For black voters, it was a referendum on Reaganomics

November 5, 1982

Does the Reagan agenda include anything of value to black Americans?

The overwhelming answer from black voters is apparently ''no.'' Nearly nine out of 10 of them told TV network pollsters checking voters' attitudes last Tuesday that they cast their ballot against Reaganomics. The New York Times-CBS Poll, the Field poll in California, and others concurred in this finding.

According to most observers, black voters followed ''the Democratic Party line.'' The basic message to the White House, according to Eddie N. Williams, president of the Joint Center for Political Studies, a Washington-based political research group, was, ''We don't like the President's policies; we see them as antipoor and antiblack.'' The center also conducted a survey of black voters in selected precincts around the nation.

But administration spokesmen aren't ready to say that the contest is lost when it comes to minority support for the President's program. They admit to a few ''fumbles,'' such as the much-publicized controversy over tax breaks for private schools that practice racial discrimination. But there are those in the administration, including some blacks, who say the Reagan game plan can still work, despite the anti-GOP sentiment evident on Tuesday.

Prominent among these is Melvin L. Bradley, a key black adviser to the President who is fast becoming Reagan's human-rights quarterback. Mr. Bradley's post is special assistant to the President on minority affairs in the White House Office of Policy Development.

Charged with polishing up Reagan's minority affairs image, he says that black people and the President ''have a lot in common - loyalty to country, abhorrence of crime, drugs, immorality, and desire for job and economic stability.''

''We as blacks must realize what we have known all along - other people, even big government with its grants, can't solve our problems for us,'' says Bradley. ''We must solve our problems ourselves. We have the necessary intelligence, resources, history, heroes, and leaders to do that job.''

Government, nevertheless, has responsibilities ''to assist us'' through law enforcement, education, and other services, he adds. And, as President Reagan himself has stressed, the government can change the economic direction of the country ''to bring more blacks into the mainstream.''

This mainstreaming concept is one that Bradley embraces, advising all young people to get an education that can help them deal with a highly technological society.

But it's a concept that is hotly disputed by others in the black and civil-rights communities. The Washington Council of Lawyers, for instance, a liberal civil-rights group, has issued a scorching critique of administration policy toward blacks.

The report charges that the Reagan administration has reversed the direction of civil rights, stalling progress in school desegregation, access to open housing, affirmative action, and rights for the handicapped. Under Reagan, it says, the Civil Rights Division of the US Justice Department did not aggressively support extension of the Voting Rights Act of 1965 and has ''drastically'' cut the number of new lawsuits filed - only two housing discrimination suits, and few job bias suits.

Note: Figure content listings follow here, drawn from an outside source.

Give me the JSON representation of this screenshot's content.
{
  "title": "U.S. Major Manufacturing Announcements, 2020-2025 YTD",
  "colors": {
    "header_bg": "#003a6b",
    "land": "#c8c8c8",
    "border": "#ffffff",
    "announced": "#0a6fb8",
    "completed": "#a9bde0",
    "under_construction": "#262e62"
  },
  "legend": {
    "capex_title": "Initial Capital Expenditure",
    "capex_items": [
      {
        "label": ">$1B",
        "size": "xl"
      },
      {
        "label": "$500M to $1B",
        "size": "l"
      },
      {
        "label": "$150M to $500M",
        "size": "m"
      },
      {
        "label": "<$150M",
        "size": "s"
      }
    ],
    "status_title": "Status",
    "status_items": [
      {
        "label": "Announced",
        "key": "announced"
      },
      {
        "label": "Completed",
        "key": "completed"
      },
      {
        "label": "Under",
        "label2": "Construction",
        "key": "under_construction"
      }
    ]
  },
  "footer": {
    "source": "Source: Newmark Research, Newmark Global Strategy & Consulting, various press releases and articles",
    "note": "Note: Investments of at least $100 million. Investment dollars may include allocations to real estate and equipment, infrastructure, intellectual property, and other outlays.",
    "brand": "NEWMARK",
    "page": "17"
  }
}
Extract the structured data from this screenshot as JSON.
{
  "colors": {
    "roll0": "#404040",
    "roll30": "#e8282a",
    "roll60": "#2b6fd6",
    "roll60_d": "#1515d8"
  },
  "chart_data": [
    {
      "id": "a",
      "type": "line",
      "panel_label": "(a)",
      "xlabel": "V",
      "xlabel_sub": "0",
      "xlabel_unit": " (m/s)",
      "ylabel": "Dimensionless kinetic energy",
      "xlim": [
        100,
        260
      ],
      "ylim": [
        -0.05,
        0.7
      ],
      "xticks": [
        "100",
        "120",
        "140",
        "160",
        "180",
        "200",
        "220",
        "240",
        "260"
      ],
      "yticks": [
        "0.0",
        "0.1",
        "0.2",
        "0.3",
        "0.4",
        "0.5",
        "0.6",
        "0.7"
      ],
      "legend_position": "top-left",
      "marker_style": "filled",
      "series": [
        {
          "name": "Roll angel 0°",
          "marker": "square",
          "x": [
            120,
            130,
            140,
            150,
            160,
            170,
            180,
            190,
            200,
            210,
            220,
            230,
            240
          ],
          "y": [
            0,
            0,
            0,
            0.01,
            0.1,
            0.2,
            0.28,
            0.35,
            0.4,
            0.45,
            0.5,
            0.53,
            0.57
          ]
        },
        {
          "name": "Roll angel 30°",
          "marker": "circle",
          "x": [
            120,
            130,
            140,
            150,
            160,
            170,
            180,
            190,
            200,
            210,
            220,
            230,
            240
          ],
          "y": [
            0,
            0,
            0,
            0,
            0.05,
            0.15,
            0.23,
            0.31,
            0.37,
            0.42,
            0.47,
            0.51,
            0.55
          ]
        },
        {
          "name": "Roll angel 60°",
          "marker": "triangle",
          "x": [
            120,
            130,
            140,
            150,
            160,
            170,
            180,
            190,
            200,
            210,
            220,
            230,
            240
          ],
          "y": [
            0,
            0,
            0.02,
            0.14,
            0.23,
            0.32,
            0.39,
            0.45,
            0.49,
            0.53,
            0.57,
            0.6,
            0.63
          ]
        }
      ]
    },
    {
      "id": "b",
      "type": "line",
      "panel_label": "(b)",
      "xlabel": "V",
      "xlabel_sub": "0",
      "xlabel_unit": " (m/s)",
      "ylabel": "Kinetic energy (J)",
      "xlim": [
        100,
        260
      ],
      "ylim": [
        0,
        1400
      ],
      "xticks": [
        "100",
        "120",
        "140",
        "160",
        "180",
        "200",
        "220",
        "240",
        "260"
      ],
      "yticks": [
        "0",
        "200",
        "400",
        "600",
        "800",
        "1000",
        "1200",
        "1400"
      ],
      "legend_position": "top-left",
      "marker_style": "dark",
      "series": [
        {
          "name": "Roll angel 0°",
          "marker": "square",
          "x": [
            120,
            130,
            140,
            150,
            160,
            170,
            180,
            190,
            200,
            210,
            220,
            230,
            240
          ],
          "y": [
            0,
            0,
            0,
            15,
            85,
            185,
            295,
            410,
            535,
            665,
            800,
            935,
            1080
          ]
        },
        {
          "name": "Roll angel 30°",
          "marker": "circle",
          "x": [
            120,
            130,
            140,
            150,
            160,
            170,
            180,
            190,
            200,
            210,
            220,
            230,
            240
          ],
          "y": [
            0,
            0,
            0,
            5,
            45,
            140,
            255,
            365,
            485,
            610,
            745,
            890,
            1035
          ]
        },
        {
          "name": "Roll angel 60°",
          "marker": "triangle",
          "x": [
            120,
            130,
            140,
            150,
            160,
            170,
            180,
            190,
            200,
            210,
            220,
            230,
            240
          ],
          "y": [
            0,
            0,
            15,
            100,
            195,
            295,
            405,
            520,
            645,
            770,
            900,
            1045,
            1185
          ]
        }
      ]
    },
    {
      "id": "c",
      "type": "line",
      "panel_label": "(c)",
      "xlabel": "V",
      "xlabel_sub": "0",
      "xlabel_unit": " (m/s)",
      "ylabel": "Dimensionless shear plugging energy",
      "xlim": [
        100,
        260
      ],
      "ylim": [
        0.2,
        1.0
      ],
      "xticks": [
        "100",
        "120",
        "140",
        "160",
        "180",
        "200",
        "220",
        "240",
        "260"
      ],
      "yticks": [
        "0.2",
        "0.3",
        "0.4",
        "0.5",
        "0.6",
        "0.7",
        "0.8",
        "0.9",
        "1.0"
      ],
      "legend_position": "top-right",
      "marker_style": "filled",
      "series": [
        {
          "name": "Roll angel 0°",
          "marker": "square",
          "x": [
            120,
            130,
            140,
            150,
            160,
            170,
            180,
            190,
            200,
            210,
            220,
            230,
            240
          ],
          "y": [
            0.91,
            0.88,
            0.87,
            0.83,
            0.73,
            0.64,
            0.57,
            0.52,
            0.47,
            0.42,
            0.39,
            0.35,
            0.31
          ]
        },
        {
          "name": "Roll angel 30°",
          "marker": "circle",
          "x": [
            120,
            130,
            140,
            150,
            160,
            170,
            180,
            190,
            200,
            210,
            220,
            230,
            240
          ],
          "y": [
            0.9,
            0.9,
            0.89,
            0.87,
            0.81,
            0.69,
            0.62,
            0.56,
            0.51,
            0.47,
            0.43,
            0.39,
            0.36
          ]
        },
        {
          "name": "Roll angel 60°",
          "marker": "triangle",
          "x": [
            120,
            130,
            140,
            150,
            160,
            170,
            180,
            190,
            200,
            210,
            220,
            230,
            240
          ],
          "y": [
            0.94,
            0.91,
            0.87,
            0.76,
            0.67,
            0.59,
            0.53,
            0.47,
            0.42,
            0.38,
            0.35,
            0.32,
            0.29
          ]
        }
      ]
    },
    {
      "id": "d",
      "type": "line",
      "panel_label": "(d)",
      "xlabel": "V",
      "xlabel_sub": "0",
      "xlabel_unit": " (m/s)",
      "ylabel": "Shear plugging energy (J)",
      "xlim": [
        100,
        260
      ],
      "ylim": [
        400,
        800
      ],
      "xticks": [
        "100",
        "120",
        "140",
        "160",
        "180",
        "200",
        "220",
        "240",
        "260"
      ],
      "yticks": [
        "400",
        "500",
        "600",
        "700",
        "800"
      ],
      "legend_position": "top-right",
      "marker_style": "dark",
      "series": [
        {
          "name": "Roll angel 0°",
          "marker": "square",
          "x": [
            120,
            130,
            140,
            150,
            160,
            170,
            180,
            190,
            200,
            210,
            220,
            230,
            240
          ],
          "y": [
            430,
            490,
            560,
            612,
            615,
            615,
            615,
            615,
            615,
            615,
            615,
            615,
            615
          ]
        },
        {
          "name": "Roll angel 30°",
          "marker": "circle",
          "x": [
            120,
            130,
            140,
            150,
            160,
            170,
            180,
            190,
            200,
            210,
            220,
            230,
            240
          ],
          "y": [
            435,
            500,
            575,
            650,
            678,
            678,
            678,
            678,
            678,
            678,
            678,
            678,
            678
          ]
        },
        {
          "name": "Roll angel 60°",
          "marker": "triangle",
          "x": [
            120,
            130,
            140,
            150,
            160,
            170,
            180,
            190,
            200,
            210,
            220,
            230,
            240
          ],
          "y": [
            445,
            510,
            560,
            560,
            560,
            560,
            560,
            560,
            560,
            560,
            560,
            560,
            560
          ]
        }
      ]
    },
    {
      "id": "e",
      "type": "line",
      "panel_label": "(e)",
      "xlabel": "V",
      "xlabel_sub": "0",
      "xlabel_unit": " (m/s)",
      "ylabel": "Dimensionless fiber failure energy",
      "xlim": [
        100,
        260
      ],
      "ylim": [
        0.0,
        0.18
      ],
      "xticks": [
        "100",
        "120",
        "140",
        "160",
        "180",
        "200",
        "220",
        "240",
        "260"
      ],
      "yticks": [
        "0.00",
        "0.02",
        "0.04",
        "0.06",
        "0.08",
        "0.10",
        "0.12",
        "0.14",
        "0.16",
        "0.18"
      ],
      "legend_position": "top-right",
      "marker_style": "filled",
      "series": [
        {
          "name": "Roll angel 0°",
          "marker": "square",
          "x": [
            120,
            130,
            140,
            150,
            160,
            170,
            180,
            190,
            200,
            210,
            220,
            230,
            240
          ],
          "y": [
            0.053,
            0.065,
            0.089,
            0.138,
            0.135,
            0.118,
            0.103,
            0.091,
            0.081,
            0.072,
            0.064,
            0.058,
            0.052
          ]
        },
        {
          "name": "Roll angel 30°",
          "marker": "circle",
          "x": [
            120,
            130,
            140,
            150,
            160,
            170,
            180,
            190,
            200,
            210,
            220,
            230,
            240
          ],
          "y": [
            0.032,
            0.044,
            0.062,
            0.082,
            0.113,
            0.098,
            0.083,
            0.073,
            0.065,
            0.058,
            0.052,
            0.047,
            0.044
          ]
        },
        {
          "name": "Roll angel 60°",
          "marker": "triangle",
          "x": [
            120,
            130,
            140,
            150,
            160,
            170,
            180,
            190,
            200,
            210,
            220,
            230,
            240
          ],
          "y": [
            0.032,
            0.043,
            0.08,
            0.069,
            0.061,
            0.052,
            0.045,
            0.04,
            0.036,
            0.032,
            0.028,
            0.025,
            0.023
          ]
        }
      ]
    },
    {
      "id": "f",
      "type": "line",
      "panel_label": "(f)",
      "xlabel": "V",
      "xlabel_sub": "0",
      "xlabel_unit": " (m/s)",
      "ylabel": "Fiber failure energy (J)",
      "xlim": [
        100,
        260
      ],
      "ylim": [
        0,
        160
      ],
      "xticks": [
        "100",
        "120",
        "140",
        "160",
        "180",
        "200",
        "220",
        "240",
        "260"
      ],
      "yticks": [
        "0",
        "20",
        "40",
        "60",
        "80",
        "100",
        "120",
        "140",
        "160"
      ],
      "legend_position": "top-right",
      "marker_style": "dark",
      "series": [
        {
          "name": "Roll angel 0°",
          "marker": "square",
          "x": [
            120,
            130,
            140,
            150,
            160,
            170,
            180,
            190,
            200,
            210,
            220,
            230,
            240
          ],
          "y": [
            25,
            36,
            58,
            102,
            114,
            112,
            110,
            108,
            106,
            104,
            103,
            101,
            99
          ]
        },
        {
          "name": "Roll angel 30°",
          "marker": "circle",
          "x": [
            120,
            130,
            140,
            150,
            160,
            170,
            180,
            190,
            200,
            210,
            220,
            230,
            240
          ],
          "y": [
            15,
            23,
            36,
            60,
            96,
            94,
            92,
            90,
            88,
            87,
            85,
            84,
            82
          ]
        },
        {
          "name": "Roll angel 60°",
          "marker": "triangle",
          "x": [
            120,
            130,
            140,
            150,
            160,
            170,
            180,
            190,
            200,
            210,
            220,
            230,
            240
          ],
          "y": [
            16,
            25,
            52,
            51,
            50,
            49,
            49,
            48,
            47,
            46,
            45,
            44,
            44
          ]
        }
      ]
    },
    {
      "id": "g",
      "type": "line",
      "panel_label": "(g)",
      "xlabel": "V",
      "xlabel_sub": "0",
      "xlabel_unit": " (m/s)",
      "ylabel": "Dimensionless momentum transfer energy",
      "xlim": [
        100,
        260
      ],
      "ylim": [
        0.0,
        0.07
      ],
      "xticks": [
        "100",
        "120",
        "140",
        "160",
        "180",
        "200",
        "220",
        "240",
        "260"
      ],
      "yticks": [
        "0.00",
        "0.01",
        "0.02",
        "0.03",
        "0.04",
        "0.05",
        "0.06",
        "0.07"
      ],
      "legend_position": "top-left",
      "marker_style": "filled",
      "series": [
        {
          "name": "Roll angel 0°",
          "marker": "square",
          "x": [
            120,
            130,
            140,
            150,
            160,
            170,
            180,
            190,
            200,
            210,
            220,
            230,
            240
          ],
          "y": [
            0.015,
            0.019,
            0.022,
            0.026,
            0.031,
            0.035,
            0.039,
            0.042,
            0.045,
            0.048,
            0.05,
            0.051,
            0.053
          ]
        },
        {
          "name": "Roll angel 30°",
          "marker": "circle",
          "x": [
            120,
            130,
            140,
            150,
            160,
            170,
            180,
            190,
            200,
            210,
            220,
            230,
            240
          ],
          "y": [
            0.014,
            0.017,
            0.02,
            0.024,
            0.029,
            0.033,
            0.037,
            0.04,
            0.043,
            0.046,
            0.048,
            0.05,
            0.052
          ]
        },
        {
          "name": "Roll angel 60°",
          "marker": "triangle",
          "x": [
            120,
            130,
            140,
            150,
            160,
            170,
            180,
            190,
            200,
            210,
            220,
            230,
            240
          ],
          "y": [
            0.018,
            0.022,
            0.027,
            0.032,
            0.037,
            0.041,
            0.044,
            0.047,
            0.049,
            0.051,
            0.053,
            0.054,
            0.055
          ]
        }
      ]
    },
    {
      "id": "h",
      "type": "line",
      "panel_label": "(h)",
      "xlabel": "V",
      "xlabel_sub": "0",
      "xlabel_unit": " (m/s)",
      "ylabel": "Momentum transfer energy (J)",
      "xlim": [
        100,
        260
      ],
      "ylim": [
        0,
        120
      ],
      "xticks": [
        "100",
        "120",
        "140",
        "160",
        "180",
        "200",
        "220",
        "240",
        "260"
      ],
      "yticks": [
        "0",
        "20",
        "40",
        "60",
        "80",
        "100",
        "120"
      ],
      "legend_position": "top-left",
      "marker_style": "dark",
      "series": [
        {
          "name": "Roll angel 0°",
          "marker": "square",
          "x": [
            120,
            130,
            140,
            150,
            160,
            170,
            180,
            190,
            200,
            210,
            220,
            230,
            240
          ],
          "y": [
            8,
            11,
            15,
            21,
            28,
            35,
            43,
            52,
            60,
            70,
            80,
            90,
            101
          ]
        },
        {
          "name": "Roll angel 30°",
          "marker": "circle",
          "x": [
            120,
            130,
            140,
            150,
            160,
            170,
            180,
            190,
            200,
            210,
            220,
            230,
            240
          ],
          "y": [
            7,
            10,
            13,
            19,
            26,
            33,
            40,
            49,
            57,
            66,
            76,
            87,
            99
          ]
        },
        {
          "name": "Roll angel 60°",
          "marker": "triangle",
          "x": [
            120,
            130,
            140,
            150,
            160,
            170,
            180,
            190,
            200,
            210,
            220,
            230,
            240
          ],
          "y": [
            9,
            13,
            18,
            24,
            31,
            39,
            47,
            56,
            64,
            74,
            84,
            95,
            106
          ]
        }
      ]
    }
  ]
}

By contrast, an administration report, ''Economic and Legal Equity for Black Americans,'' published under Bradley's direction, emphasizes that the President has appointed more than 130 blacks to top executive and policy making positions. It also spells out the administration's two ''major'' civil rights principles:

* The administration is ''committed to protecting the civil rights of all Americans to the fullest extent of the law.''

* The ''best hope for black Americans and all Americans is an economic policy designed to foster economic growth rather than economic dependency.''

Further, answering those blacks who criticize Republican politics, Bradley reasons that black Democrats should be happy to see more active black Republicans.

''As blacks become more successful as Republicans,'' he says, ''the Democratic party can no longer afford to ignore blacks in their own ranks. Then black Democrats will receive more respect and more responsibility.''

The administration touts its 130 black political appointments as an important feat. Blacks have been chosen for decisionmaking positions ''because of their abilities, not because of an arbitrary quota,'' the White House says.